Personal information
- Full name: Carlos Sérgio dos Santos Fonseca
- Date of birth: 22 July 1972 (age 54)
- Place of birth: Luanda, Portuguese Angola
- Position: Centre back

Team information
- Current team: AFS (manager)

Youth career
- 1985–1990: Académico de Viseu

Senior career*
- Years: Team / Apps / (Gls)
- 1990: Académico de Viseu / 1 / (0)
- 1990–1991: Viseu FC / 4 / (1)
- 1991–1999: Académico de Viseu
- 1999: Leça / 12 / (1)
- 2000: Académico de Viseu / 15 / (5)
- 2000–2001: União Madeira / 22 / (2)
- 2001–2004: Académico de Viseu
- 2004–2006: Nelas
- 2006–2008: Penalva do Castelo
- 2008–2009: Académico de Viseu / 31 / (2)
- 2009–2010: Fornos de Algodres
- 2010–2013: Penalva do Castelo
- 2013–2014: Sampedrense / 7 / (0)

Managerial career
- 2015–2016: Lusitano FCV
- 2017–2018: Molelos
- 2020–2021: Lusitano FCV
- 2025–2026: Académico de Viseu
- 2026–: AFS

= Sérgio Fonseca =

Carlos Sérgio dos Santos Fonseca (born 22 July 1972), known as Carlos Sérgio while a player, is a Portuguese football manager and former player. He is the manager of Liga Portugal 2 club AVS Futebol SAD.

His playing career as a centre back was spent mostly at Académico de Viseu. In 2025–26, he managed the club to promotion to the Primeira Liga, but was not retained.

==Playing career==
Born in Luanda in the final years of Portuguese Angola, Fonseca was raised in Viseu. After spending his entire youth career at Académico de Viseu, he made his senior debut at age 17 on 3 June 1990, on the last day of the season in the third tier; he came on as a substitute for the last 27 minutes of a 3–0 win at Peniche. He spent the following season across the city at Viseu FC in the league below, where he scored his first senior goal. In 1991, he returned to Académico, where he would remain until 1999.

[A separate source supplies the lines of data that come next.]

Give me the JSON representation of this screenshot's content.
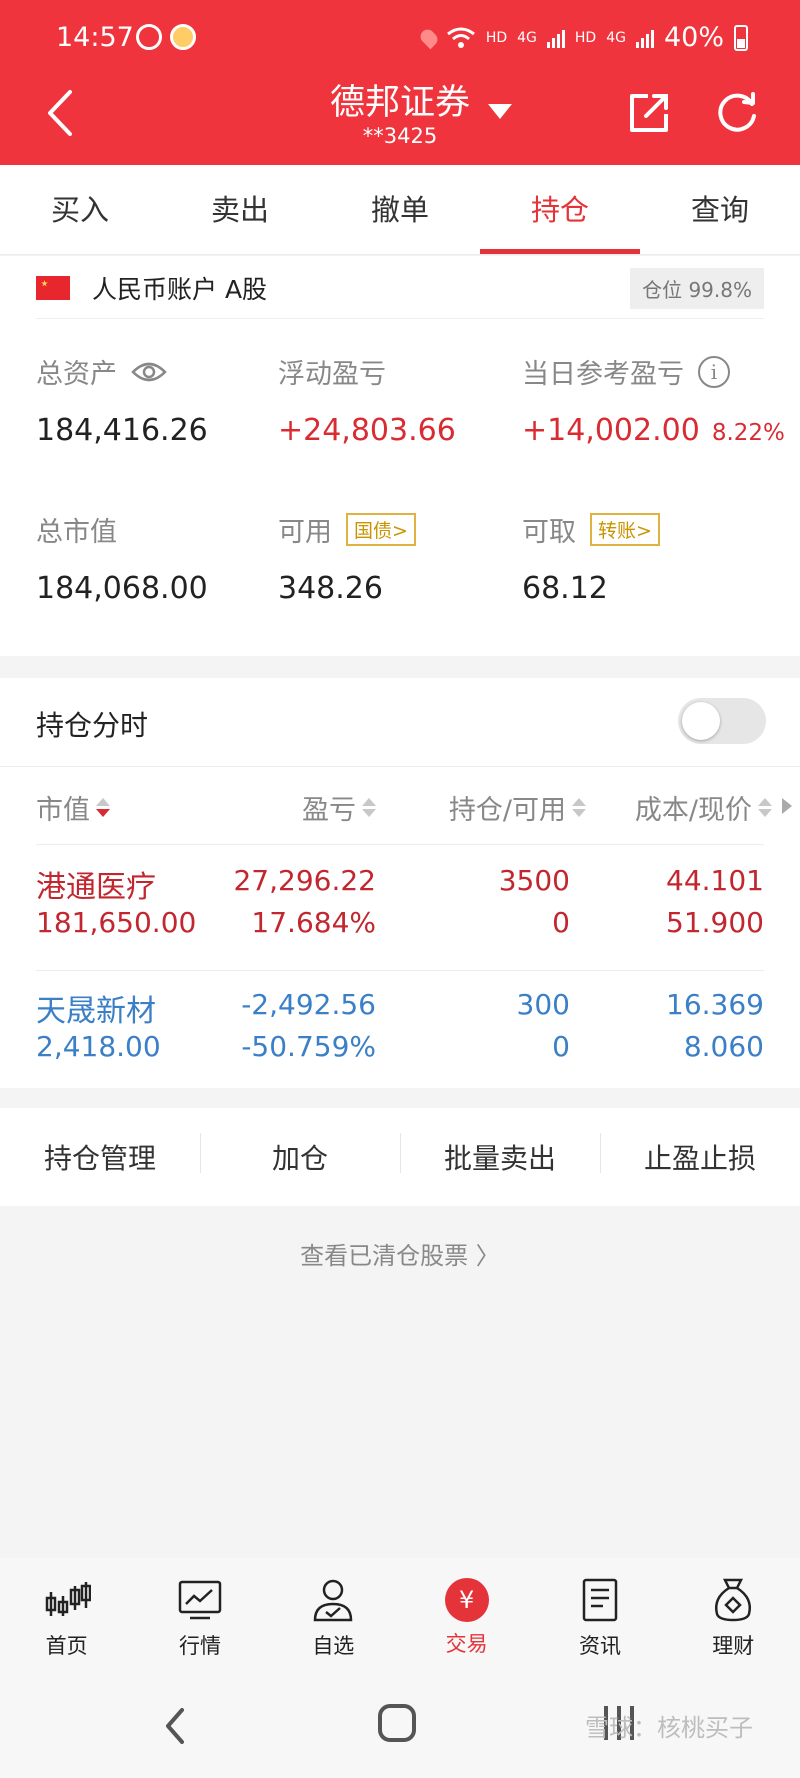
{
  "status_bar": {
    "time": "14:57",
    "battery": "40%",
    "net1": "HD",
    "net2": "4G",
    "net3": "HD",
    "net4": "4G"
  },
  "header": {
    "title": "德邦证券",
    "account_masked": "**3425"
  },
  "tabs": [
    {
      "label": "买入"
    },
    {
      "label": "卖出"
    },
    {
      "label": "撤单"
    },
    {
      "label": "持仓"
    },
    {
      "label": "查询"
    }
  ],
  "account": {
    "name": "人民币账户 A股",
    "position_label": "仓位 99.8%",
    "total_assets_label": "总资产",
    "total_assets": "184,416.26",
    "floating_pl_label": "浮动盈亏",
    "floating_pl": "+24,803.66",
    "daily_pl_label": "当日参考盈亏",
    "daily_pl": "+14,002.00",
    "daily_pl_pct": "8.22%",
    "market_value_label": "总市值",
    "market_value": "184,068.00",
    "available_label": "可用",
    "available_tag": "国债>",
    "available": "348.26",
    "withdrawable_label": "可取",
    "withdrawable_tag": "转账>",
    "withdrawable": "68.12"
  },
  "holdings": {
    "title": "持仓分时",
    "toggle_on": false,
    "columns": [
      "市值",
      "盈亏",
      "持仓/可用",
      "成本/现价"
    ],
    "rows": [
      {
        "name": "港通医疗",
        "market_value": "181,650.00",
        "pl": "27,296.22",
        "pl_pct": "17.684%",
        "qty": "3500",
        "avail": "0",
        "cost": "44.101",
        "price": "51.900",
        "color": "#c2272f"
      },
      {
        "name": "天晟新材",
        "market_value": "2,418.00",
        "pl": "-2,492.56",
        "pl_pct": "-50.759%",
        "qty": "300",
        "avail": "0",
        "cost": "16.369",
        "price": "8.060",
        "color": "#3b7fc7"
      }
    ]
  },
  "actions": [
    {
      "label": "持仓管理"
    },
    {
      "label": "加仓"
    },
    {
      "label": "批量卖出"
    },
    {
      "label": "止盈止损"
    }
  ],
  "cleared_link": "查看已清仓股票 〉",
  "bottom_nav": [
    {
      "label": "首页",
      "icon": "candlestick-icon"
    },
    {
      "label": "行情",
      "icon": "chart-monitor-icon"
    },
    {
      "label": "自选",
      "icon": "user-check-icon"
    },
    {
      "label": "交易",
      "icon": "yen-icon"
    },
    {
      "label": "资讯",
      "icon": "document-icon"
    },
    {
      "label": "理财",
      "icon": "money-bag-icon"
    }
  ],
  "watermark": "雪球：核桃买子",
  "colors": {
    "brand": "#f0343d",
    "up": "#c2272f",
    "down": "#3b7fc7",
    "tag": "#c99400"
  }
}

Fonseca moved to Leça of the second tier in 1999, but returned to his previous club soon after. He also had spells at União da Madeira, Nelas and Penalva do Castelo before retiring in 2014 with Sampedrense in the Viseu Football Association district leagues. He achieved a total of 343 games and 33 goals for Académico.

==Managerial career==
===Early career===
Fonseca managed in youth football with O Crastro and Lusitano FCV before taking over the senior team of the latter in the then third-tier Campeonato de Portugal in 2015–16, where he won nine out of 20 games. He passed through youth and lower-league teams before being re-appointed at Lusitano FCV in 2022–23, leading them to fourth in the Viseu district league.

===Académico de Viseu===
Fonseca was named manager of Académico's under-19 team in 2022, while in the second division. He led them to promotion in his first season, and then to 6th and 4th place in the following campaigns. In May 2025, he was promoted to the under-23 team.

On 7 October 2025, Sérgio Vieira left the first team, who were in 15th in Liga Portugal 2 with one win out of seven games, and Fonseca succeeded him as interim manager. On his debut 11 days later, he won 2–1 at home to Gil Vicente in the third round of the Taça de Portugal; his league bow on 25 October was a 1–0 win against a visiting Chaves team that was previously unbeaten. He was the league's Manager of the Month in November for winning all three games. With a goalless draw at home to Sporting CP B on the final day, the team won promotion to the Primeira Liga for the first time in 37 years. On 13 June 2026, the club announced that he would not be retained for the upcoming season.

===AFS===
On 22 June 2026, Fonseca signed a one-year deal with AVS Futebol SAD, again in the second tier.